Hepatic diseases were detected in 34.3% of the cases and represented the second systemic cause of pruritus in elderly. The prevalence of HCV infection increases with age.21,22 Alhmada reported that itching affected 15% of positive C patients.22 It was also23 found that pruritus occurs in approximately 20–25% of jaundiced patients.23 Throughout our study, diabetes was found to be a cause of itching in 9% of the patients, there was statistically significant difference between two groups as regards post-prandial sugar as (P value = 0.003). Post-prandial sugar was higher among group A than group B patients and HbA1c was higher than normal in group A. This was not similar to Thaipisuttikul (1998) who reported the diabetes as the most common systemic cause of pruritus in elderly in 80.9%,9,24 showed that pruritus was the second most common cutaneous manifestation in diabetes, 49% of diabetic patients had pruritus.24

One of the causes of pruritus in DM is severe skin xerosis, as xerosis cutis occur in one of four diabetic patients as reported by Ikarashi, 2021.25 However, pruritus in our diabetic patients was not associated with xerosis.

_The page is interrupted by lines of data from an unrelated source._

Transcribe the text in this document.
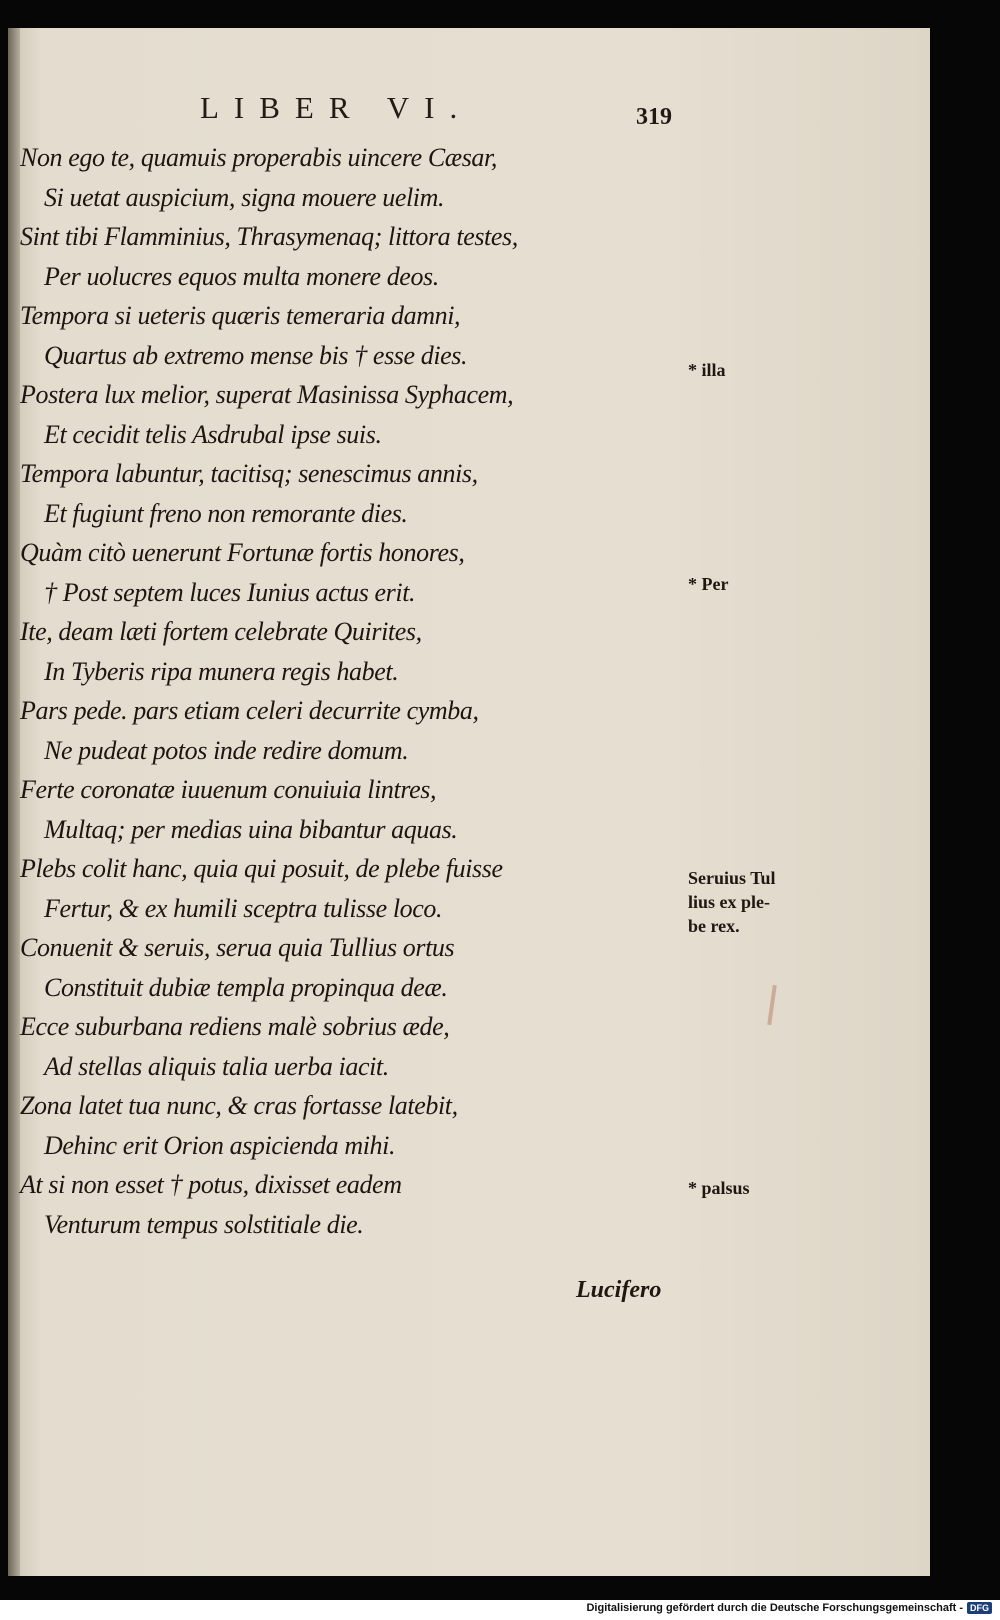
LIBER VI.	319
Non ego te, quamuis properabis uincere Cæsar,
Si uetat auspicium, signa mouere uelim.
Sint tibi Flamminius, Thrasymenaq; littora testes,
Per uolucres equos multa monere deos.
Tempora si ueteris quæris temeraria damni,
Quartus ab extremo mense bis † esse dies.
Postera lux melior, superat Masinissa Syphacem,
Et cecidit telis Asdrubal ipse suis.
Tempora labuntur, tacitisq; senescimus annis,
Et fugiunt freno non remorante dies.
Quàm citò uenerunt Fortunæ fortis honores,
† Post septem luces Iunius actus erit.
Ite, deam læti fortem celebrate Quirites,
In Tyberis ripa munera regis habet.
Pars pede. pars etiam celeri decurrite cymba,
Ne pudeat potos inde redire domum.
Ferte coronatæ iuuenum conuiuia lintres,
Multaq; per medias uina bibantur aquas.
Plebs colit hanc, quia qui posuit, de plebe fuisse
Fertur, & ex humili sceptra tulisse loco.
Conuenit & seruis, serua quia Tullius ortus
Constituit dubiæ templa propinqua deæ.
Ecce suburbana rediens malè sobrius æde,
Ad stellas aliquis talia uerba iacit.
Zona latet tua nunc, & cras fortasse latebit,
Dehinc erit Orion aspicienda mihi.
At si non esset † potus, dixisset eadem
Venturum tempus solstitiale die.
* illa
* Per
Seruius Tul
lius ex ple-
be rex.
* palsus
Lucifero
Digitalisierung gefördert durch die Deutsche Forschungsgemeinschaft - DFG
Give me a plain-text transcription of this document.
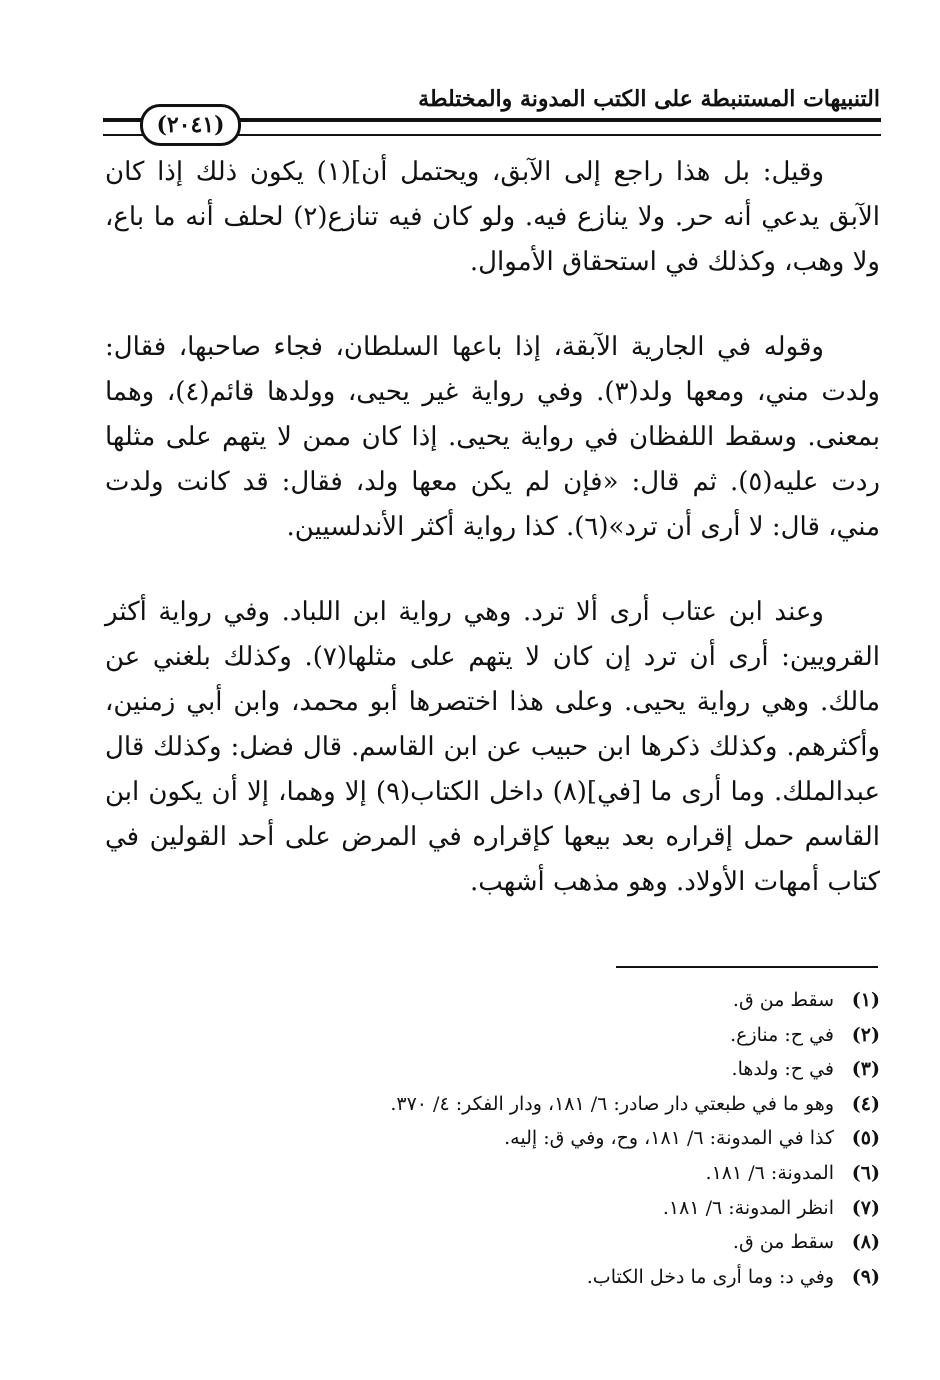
التنبيهات المستنبطة على الكتب المدونة والمختلطة
(٢٠٤١)

وقيل: بل هذا راجع إلى الآبق، ويحتمل أن](١) يكون ذلك إذا كان الآبق يدعي أنه حر. ولا ينازع فيه. ولو كان فيه تنازع(٢) لحلف أنه ما باع، ولا وهب، وكذلك في استحقاق الأموال.

وقوله في الجارية الآبقة، إذا باعها السلطان، فجاء صاحبها، فقال: ولدت مني، ومعها ولد(٣). وفي رواية غير يحيى، وولدها قائم(٤)، وهما بمعنى. وسقط اللفظان في رواية يحيى. إذا كان ممن لا يتهم على مثلها ردت عليه(٥). ثم قال: «فإن لم يكن معها ولد، فقال: قد كانت ولدت مني، قال: لا أرى أن ترد»(٦). كذا رواية أكثر الأندلسيين.

وعند ابن عتاب أرى ألا ترد. وهي رواية ابن اللباد. وفي رواية أكثر القرويين: أرى أن ترد إن كان لا يتهم على مثلها(٧). وكذلك بلغني عن مالك. وهي رواية يحيى. وعلى هذا اختصرها أبو محمد، وابن أبي زمنين، وأكثرهم. وكذلك ذكرها ابن حبيب عن ابن القاسم. قال فضل: وكذلك قال عبدالملك. وما أرى ما [في](٨) داخل الكتاب(٩) إلا وهما، إلا أن يكون ابن القاسم حمل إقراره بعد بيعها كإقراره في المرض على أحد القولين في كتاب أمهات الأولاد. وهو مذهب أشهب.

(١)
سقط من ق.
(٢)
في ح: منازع.
(٣)
في ح: ولدها.
(٤)
وهو ما في طبعتي دار صادر: ٦/ ١٨١، ودار الفكر: ٤/ ٣٧٠.
(٥)
كذا في المدونة: ٦/ ١٨١، وح، وفي ق: إليه.
(٦)
المدونة: ٦/ ١٨١.
(٧)
انظر المدونة: ٦/ ١٨١.
(٨)
سقط من ق.
(٩)
وفي د: وما أرى ما دخل الكتاب.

Hyperthyroidism was found to be a systemic cause of pruritus in 6%, as we found that T3 and T4 level were higher than normal. In line with our results,26 we found that hyperthyroidism was proved to be associated with cutaneous manifestation as itching.26 We found that iron deficiency anemia affected 4.5% of elderly patient, which was in agreement with Thaipisuttikul (1998) who reported that iron deficiency anaemia is a cause of pruritus in elderly in 3.3% of patients.9

Among group B patients in the present study, vitiligo was the most common non-pruritic skin disease in 17.5%, followed by bacterial infections 14.37%, then warts in 13.75%, which was not in agreement with12 who found that 6.4% of the studied population had bacterial skin infections, 3% vitiligo, and 2% common warts.12 In the current study, verbal rating score (VRS) of itching revealed that 133/225 (59.1%) of cases had moderate itching, 79 (35.1%) severe itching and 13 (5.8%) mild itching, which was similar to27 those who reported that moderate to severe pruritus is known to affect 60% of the elderly individuals.27

Conclusion

Senile pruritus in elderly is relatively not well examined in our society. There is a need for awareness and identification of cases to put preventive strategies as it affects the quality of life of these patients. Every patient with pruritus should undergo careful history, full general and dermatologic examination. Further diagnostic tests, including skin biopsy, might be helpful in the diagnosis of unclear dermatological cases. Physical and mental deprivation may complicate proper assessment of pruritus severity. The cognitive and emotional component must be evaluated as depression and anxiety can aggravate senile pruritus Future studies are recommended to be on larger sample size of elderly patients with pruritus.

Disclosure

The authors report no conflicts of interest in this work.